The first assumption says, for each \(X\), the mean of \(Y\)s (\(=\overline{Y}\)) lies on the maroon line \(\overline{Y} = 3.08 X + 9.87\), which is the population regression line joining means. For each data point, its \(Y\) value is expressed by the population regression line with error \(Y = 3.08 X + 9.87 + \epsilon\) where \(\epsilon\) is the deviation of the data point to the maroon line.

Note that since the population is not accessible, the population regression (maroon) line is not observable in reality.

[4]:
interact(draw_sample,
         flag=widgets.Checkbox(value=True,description='Show Sample',disabled=False),
         id=widgets.Dropdown(options=range(1,4),value=1,description='Sample ID:',disabled=False));

The estimated regression line as shown in orange is based on the sample data, which is usually different from the population regression line. The regression lines derived from the first two samples are largely deviated from the population regression line.

Note that an error \(\epsilon\) is not quite the same as a residual \(e\). An error is the vertical distance from a point to the (unobservable) population regression line. A residual is the vertical distance from a point to the estimated regression line.

Second Assumption

The second assumption requires constant error variance, technical term is homoscedasticity. This assumption is often questionable because the variation in \(Y\) often increases as \(X\) increases. For example, the variation of spending increases as salary increases. We say the data exhibit heteroscedasticity (nonconstant error variance) if the variability of \(Y\) values is larger for some \(X\) values than for others. The easiest way to detect nonconstant error variance is through a visual inspection of a scatterplot.

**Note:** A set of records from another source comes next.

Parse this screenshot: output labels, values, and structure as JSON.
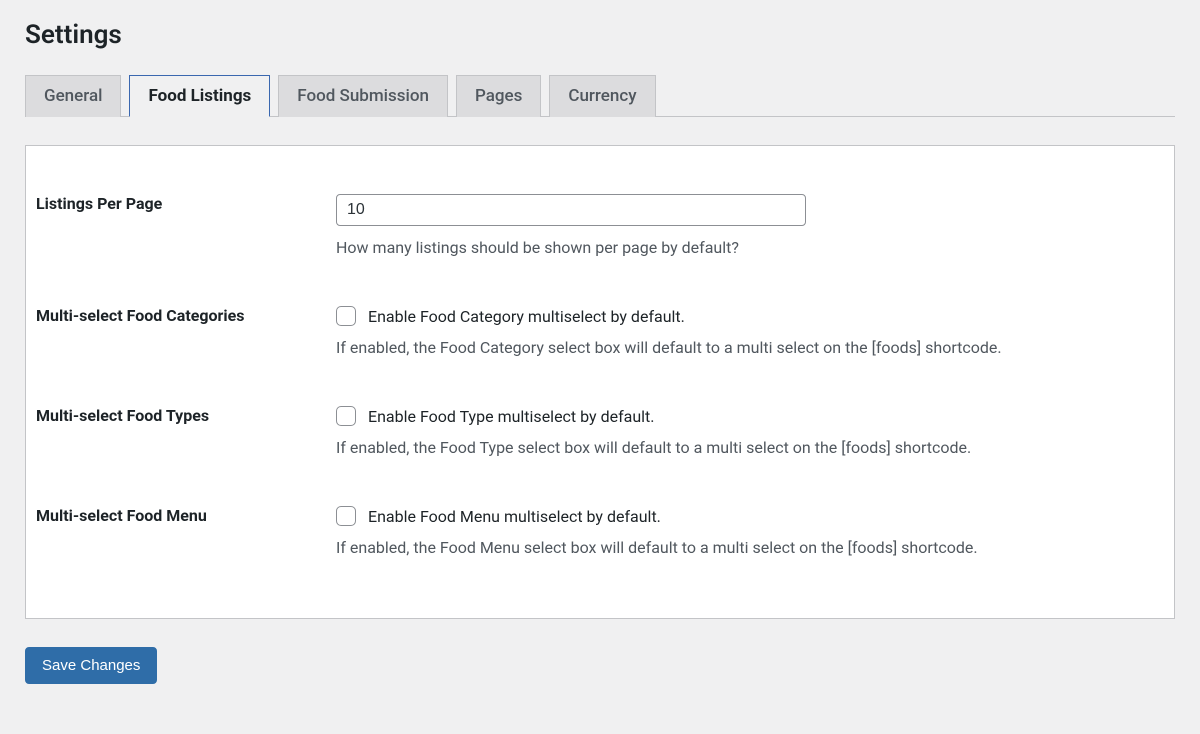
{
  "page": {
    "title": "Settings"
  },
  "tabs": {
    "general": "General",
    "food_listings": "Food Listings",
    "food_submission": "Food Submission",
    "pages": "Pages",
    "currency": "Currency"
  },
  "form": {
    "listings_per_page": {
      "label": "Listings Per Page",
      "value": "10",
      "description": "How many listings should be shown per page by default?"
    },
    "multi_categories": {
      "label": "Multi-select Food Categories",
      "checkbox_label": "Enable Food Category multiselect by default.",
      "description": "If enabled, the Food Category select box will default to a multi select on the [foods] shortcode."
    },
    "multi_types": {
      "label": "Multi-select Food Types",
      "checkbox_label": "Enable Food Type multiselect by default.",
      "description": "If enabled, the Food Type select box will default to a multi select on the [foods] shortcode."
    },
    "multi_menu": {
      "label": "Multi-select Food Menu",
      "checkbox_label": "Enable Food Menu multiselect by default.",
      "description": "If enabled, the Food Menu select box will default to a multi select on the [foods] shortcode."
    }
  },
  "buttons": {
    "save": "Save Changes"
  }
}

It is usually sufficient to “visually” interpret a residuals versus fitted values plot. However, there are several hypothesis tests on the residuals for checking constant variance.

  • Brown-Forsythe test (Modified Levene Test)

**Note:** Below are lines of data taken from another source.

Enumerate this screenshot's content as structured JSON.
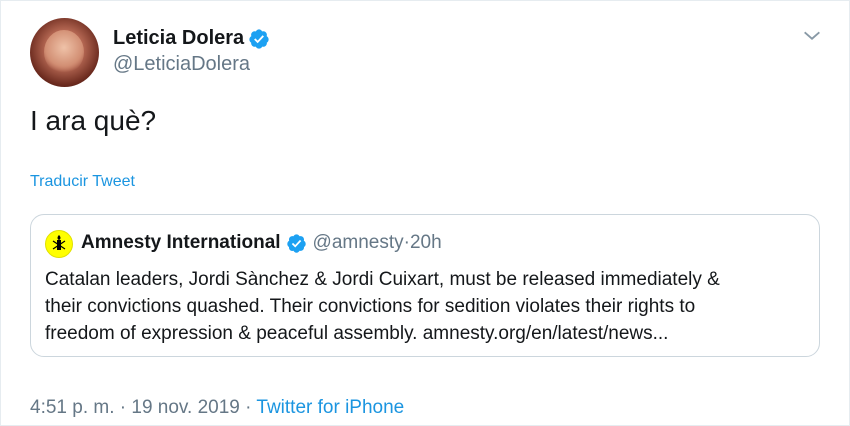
{
  "tweet": {
    "author_name": "Leticia Dolera",
    "author_handle": "@LeticiaDolera",
    "text": "I ara què?",
    "translate_label": "Traducir Tweet",
    "footer": {
      "time": "4:51 p. m.",
      "sep1": " · ",
      "date": "19 nov. 2019",
      "sep2": " · ",
      "source": "Twitter for iPhone"
    }
  },
  "quoted": {
    "author_name": "Amnesty International",
    "author_handle": "@amnesty",
    "sep": " · ",
    "age": "20h",
    "lines": [
      "Catalan leaders, Jordi Sànchez & Jordi Cuixart, must be released immediately &",
      "their convictions quashed. Their convictions for sedition violates their rights to",
      "freedom of expression & peaceful assembly. amnesty.org/en/latest/news..."
    ]
  },
  "colors": {
    "accent": "#1b95e0",
    "verified": "#1da1f2",
    "muted": "#657786",
    "amnesty_yellow": "#ffff00"
  },
  "icons": [
    "avatar",
    "verified-badge-icon",
    "chevron-down-icon",
    "amnesty-candle-icon"
  ]
}
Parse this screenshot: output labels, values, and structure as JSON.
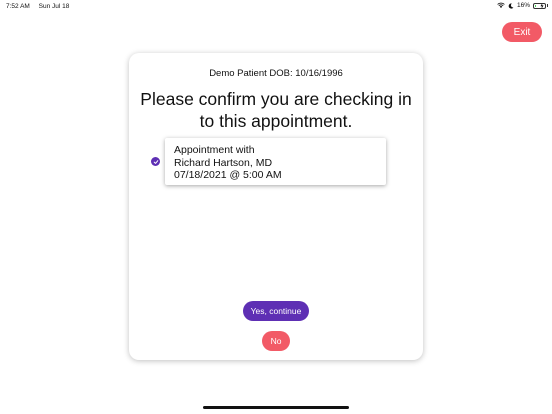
{
  "status_bar": {
    "time": "7:52 AM",
    "date": "Sun Jul 18",
    "battery_percent": "16%",
    "battery_level": 0.16,
    "icons": [
      "wifi-icon",
      "moon-icon",
      "battery-icon",
      "charging-icon"
    ]
  },
  "header": {
    "exit_label": "Exit"
  },
  "card": {
    "patient_line": "Demo Patient DOB: 10/16/1996",
    "heading_line1": "Please confirm you are checking in",
    "heading_line2": "to this appointment.",
    "appointment": {
      "line1": "Appointment with",
      "line2": "Richard Hartson, MD",
      "line3": "07/18/2021 @ 5:00 AM",
      "selected": true
    },
    "yes_label": "Yes, continue",
    "no_label": "No"
  },
  "colors": {
    "accent_purple": "#5e2fb4",
    "exit_red": "#f25a66"
  }
}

  • Cook-Weisberg score test (Breusch-Pagan Test)

  • Bartlett’s Test

Third Assumption

The third assumption is equivalent to stating that the errors are normally distributed. We can check this by forming a histogram (or a Q-Q plot) of the residuals. - If the assumption holds, the histogram should be approximately symmetric and bell-shaped, and the points of a Q-Q plot should be close to a 45 degree line. - If there is an obvious skewness or some other nonnormal property, this indicates a violation of assumption 3.

[5]:
interact(draw_qq,
         dist=widgets.Dropdown(options=['normal','student_t','uniform','triangular'],
                               value='student_t',description='Distribution:',disabled=False));

The plot shows the Q-Q plot and histogram of four distributions including normal, student t, uniform and triangular.

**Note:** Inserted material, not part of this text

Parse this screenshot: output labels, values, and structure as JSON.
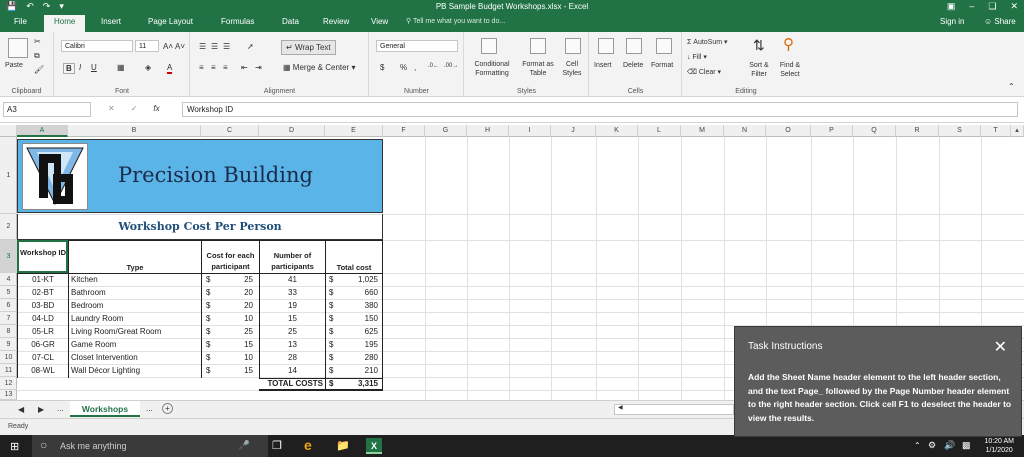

Besides graphical method for assessing residual normality, there are several hypothesis tests in which the null hypothesis is that the errors have a normal distribution, such as

  • Kolmogorov-Smirnov Test

  • Anderson-Darling Test

  • Shapiro-Wilk Test

  • Ryan-Joiner Test

If those tests are available in software, then a large p-value indicates failure to reject this null hypothesis.

Fourth Assumption

The fourth assumption requires probabilistic independence of the errors. - This assumption means that information on some of the errors provides no information on the values of the other errors. However, when the sample data have been collected over time and the regression model fails to effectively capture any time trends, the random errors in the model are often positively correlated over time. This phenomenon is known as autocorrelation (or serial correlation) and can sometimes be detected by plotting the model residuals versus time. - For cross-sectional data, this assumption is usually taken for granted. - For time-series data, this assumption is often violated. - This is because of a property called autocorrelation. - The Durbin-Watson statistic is one measure of autocorrelation and thus measures the extent to which assumption 4 is violated.

Summary

We now summarize the four assumptions that underlie the linear regression model:

  • The mean of the response is a Linear function of the explanatory variables.

  • The errors are Independent.

  • The errors are Normally distributed.

  • The errors have Equal variances.

The first letters that are highlighted spell “LINE”.